Samsung Continuum Review

Introduction and Design

A few months ago when the Samsung Fascinate, a Galaxy S smartphone, was released for Verizon, it was the first device for the carrier to sport a Super AMOLED display. Now a new Galaxy S-branded model has hit the streets, just in time for the Holiday shopping season – the Samsung Continuum i400. Both devices share similar features, such as running on the Android 2.1 operating system with Samsung’s TouchWiz 3 user interface, as well as having a 1GHz Hummingbird processor and a 5MP autofocus camera. So what’s the difference, you may ask? It basically comes down to a few things: the Continuum has two Super AMOLED displays (more on that later), and it’s overall a smaller device.

Included in the retail package is the Samsung Continuum i400 smartphone, 1500mAh battery, pre-installed 8GB microSDHC memory card, wall charger with detachable microUSB cable, and user guides.


When looking at the Samsung Continuum and Fascinate side-by-side, both devices are made out of plastic and sport the same all-black exterior and checkered pattern on the back, though the Continuum lacks the chrome accent around the sides. In fact, the Continuum looks like a smaller brother of the Fascinate, and holding the Continuum feels more comfortable due to its more compact size and rounded edges, but larger hands may be OK with the size of the Fascinate or even the Motorola DROID X.

You can compare the Samsung Continuum with many other phones using our Size Visualization Tool.

One feature that we liked about the Samsung Fascinate was the impressive 4” Super AMOLED display with a resolution of 480x800 that was a pleasure to watch videos on, but we didn’t care for the fact that small text from web pages looked pixelated on the screen. The Continuum instead has two Super AMOLED displays – the main one is 3.4” with a resolution of 480x800, and the second “ticker” display is 1.8” with a 480x96 pixel resolution. Because of the difference in the main screen size (4” to 3.4”), but having the same WVGA resolution, we found that text and images on the Continuum look sharper and clearer than on the Fascinate. However, the more interesting part is the independent ticker display located at the bottom. Whenever you receive a new social network feed (Facebook, Twitter, MySpace), RSS update, a new email, text message, or phone alert, the ticker will automatically come on and show it on the bottom screen. Now say you want to activate the ticker on your own, you can touch the sides of the phone (on either side of the ticker) and it will come on, while the main display remains off. If you then press the little up-arrow on the right side of the ticker, it will then turn on the main display and show all your feeds and updates on the larger screen. A few other areas where the ticker comes in handy is with the music player, as it will act as the music controls when you are doing other tasks on the main display (such as web browsing), and it will also show your next turn when using VZ Navigator (but not Google Maps Navigation). Overall, we do like the functionality of the ticker display, as it is easy to use for checking on items and draws less power than having to use the larger display on top. The only issue we encountered is that located between the two displays are the four touch-sensitive buttons for the menu, home, back and search, and we would occasionally touch the ticker display by accident when we meant to press one of the buttons above it.

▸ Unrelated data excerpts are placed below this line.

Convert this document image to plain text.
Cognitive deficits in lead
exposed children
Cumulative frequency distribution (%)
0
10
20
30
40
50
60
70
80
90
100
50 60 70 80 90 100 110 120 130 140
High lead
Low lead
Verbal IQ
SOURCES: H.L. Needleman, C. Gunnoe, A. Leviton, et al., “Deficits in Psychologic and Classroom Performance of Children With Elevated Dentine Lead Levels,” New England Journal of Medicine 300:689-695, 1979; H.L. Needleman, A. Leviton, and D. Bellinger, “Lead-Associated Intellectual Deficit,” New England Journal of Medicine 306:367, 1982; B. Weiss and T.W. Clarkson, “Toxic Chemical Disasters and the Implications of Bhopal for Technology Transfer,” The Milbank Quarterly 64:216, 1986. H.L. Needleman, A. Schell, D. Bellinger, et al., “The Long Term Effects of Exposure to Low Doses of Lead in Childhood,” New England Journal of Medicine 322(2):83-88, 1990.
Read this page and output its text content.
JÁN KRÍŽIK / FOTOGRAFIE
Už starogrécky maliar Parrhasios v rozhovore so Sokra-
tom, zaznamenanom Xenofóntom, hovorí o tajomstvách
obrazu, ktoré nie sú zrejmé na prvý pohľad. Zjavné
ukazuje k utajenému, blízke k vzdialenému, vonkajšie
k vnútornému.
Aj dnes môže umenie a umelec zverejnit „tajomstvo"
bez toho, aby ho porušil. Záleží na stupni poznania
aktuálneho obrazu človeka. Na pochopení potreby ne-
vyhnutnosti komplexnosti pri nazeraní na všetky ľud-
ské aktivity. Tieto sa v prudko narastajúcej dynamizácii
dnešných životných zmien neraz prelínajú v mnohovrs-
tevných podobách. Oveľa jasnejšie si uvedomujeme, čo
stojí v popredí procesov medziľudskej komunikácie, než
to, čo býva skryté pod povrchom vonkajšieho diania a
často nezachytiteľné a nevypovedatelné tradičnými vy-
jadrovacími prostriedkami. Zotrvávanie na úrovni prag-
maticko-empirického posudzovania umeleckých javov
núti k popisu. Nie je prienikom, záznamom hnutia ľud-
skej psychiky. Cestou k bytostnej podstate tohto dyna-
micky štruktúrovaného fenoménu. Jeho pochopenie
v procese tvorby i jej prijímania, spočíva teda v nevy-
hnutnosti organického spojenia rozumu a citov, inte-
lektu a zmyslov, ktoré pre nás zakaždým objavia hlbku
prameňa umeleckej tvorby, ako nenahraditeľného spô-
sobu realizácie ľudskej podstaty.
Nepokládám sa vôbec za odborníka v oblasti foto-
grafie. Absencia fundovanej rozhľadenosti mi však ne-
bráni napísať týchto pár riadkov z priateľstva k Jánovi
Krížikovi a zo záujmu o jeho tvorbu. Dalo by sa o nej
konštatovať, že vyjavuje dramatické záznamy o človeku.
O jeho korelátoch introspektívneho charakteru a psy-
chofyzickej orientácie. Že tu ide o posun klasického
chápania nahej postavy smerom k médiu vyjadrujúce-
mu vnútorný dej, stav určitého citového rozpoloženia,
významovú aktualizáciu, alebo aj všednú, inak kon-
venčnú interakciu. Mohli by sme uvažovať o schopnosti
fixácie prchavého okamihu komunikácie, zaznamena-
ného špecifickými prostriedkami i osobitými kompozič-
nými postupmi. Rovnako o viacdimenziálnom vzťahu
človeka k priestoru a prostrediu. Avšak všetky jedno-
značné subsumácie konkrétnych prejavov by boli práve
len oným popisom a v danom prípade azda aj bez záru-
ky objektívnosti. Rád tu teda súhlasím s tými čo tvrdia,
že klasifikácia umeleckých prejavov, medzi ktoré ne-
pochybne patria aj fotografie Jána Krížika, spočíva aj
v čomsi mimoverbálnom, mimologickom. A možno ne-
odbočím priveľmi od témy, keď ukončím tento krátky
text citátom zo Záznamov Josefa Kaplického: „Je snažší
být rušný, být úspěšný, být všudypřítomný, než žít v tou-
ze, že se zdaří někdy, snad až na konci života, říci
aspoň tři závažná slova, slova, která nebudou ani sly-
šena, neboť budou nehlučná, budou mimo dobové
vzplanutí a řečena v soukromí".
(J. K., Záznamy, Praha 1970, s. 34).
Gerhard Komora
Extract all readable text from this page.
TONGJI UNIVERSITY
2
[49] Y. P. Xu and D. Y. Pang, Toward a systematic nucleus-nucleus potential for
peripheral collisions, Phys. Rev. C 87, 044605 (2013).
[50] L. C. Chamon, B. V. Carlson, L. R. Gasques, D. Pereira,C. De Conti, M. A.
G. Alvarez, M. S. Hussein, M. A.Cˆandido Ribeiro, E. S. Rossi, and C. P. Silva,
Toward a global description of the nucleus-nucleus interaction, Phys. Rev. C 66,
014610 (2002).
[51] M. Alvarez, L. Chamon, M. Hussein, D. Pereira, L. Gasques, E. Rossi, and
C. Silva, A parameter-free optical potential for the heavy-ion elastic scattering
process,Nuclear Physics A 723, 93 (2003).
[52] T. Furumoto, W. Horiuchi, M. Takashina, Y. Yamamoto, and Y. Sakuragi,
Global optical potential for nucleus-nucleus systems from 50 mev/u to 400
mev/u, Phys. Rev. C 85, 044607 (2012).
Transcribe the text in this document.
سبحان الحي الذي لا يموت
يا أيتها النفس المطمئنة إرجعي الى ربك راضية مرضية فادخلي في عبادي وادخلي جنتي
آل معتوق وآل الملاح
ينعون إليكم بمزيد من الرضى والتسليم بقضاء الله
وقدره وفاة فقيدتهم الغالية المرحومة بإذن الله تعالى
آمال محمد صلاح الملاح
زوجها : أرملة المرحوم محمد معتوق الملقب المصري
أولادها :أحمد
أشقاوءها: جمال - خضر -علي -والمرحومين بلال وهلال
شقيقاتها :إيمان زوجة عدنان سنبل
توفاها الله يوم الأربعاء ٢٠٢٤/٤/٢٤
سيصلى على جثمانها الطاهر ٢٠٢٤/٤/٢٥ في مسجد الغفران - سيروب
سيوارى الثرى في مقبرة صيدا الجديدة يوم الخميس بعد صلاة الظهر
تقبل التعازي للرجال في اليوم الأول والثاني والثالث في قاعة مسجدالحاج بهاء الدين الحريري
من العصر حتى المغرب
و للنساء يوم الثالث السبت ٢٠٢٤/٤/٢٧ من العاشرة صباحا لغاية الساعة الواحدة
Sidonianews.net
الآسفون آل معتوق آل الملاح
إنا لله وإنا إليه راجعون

Located on the sides of the Continuum is the volume rocker, camera key, microSD memory card slot (32GB supported), 3.5mm headset jack, and power/lock button. We also prefer that the microUSB charging port is on the left side, instead of being on the top, like on the Fascinate. On the back is the 5MP autofocus camera with LED flash, and a set of stereo speakers, which most phones only have one speaker.